When doing mx.nd.argmax over ndarrays with high reduction dimensions, speed drops considerably when you compare it to e.g. mx.nd.max.

This effect only occurs on the GPU and when high reductions dimensions are used (over 10k).
Is this expected behaviour? This is happening with the pip package mxnet-cu91, which currently uses mxnet 1.2.

Here is a small python script that compares the performance of both operators over a range of reduction dimensions:

import time
import mxnet as mx 

def max(x, ctx):
    return mx.nd.max(x, axis=1)

def argmax(x, ctx):
    return mx.nd.argmax(x, axis=1)

def measure_time(func, iters, inputs, ctx):

    begin = time.time()
    for i in range(iters):
        result = func(inputs[i,:,:], ctx=ctx)
        result.wait_to_read()

    return time.time() - begin

ctx = mx.gpu()
batch_size = 32
iterations = 500
for reduction_dimension in [25, 50, 100, 1000, 10000, 100000]:
    print('reduction dimension: {}'.format(reduction_dimension))
    inputs = mx.nd.random_uniform(0, 100,
                                  shape=(iterations, batch_size, reduction_dimension),
                                  ctx=ctx)
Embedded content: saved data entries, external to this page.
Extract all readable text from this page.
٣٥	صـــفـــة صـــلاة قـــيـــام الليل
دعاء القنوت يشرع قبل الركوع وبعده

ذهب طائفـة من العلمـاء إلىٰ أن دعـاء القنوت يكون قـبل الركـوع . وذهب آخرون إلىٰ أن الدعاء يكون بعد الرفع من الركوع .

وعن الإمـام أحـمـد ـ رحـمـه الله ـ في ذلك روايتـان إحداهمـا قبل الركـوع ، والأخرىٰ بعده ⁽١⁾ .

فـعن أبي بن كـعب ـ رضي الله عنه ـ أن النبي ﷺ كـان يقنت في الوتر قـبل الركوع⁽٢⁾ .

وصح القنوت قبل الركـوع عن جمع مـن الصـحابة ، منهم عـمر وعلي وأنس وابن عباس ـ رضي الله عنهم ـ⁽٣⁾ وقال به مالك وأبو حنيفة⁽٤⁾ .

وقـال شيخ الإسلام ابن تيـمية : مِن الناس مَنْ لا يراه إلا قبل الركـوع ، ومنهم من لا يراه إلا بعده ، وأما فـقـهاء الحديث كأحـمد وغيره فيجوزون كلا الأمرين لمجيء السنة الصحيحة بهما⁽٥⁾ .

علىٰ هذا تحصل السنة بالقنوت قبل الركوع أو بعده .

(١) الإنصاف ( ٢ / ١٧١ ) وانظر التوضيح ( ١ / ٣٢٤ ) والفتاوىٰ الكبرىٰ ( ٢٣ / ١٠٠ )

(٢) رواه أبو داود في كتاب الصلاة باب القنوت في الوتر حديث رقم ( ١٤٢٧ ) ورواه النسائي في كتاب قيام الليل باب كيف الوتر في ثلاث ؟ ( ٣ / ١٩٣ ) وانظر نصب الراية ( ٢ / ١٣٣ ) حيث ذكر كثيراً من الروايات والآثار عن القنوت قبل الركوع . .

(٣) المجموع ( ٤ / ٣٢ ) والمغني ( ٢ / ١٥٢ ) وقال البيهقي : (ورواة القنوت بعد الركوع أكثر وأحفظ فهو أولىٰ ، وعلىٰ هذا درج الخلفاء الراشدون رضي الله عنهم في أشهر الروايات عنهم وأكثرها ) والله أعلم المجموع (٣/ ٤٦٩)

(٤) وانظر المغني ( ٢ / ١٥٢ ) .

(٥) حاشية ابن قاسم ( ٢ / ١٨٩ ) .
    t = measure_time(max, iterations, inputs, ctx)
    print("max took {} seconds".format(t))

    t = measure_time(argmax, iterations, inputs, ctx)
    print("argmax took {} seconds".format(t))
    print('')

It does look weird. I have submitted a github issue, so someone could look into that - https://github.com/apache/incubator-mxnet/issues/11337

Thanks for looking into it and creating an issue.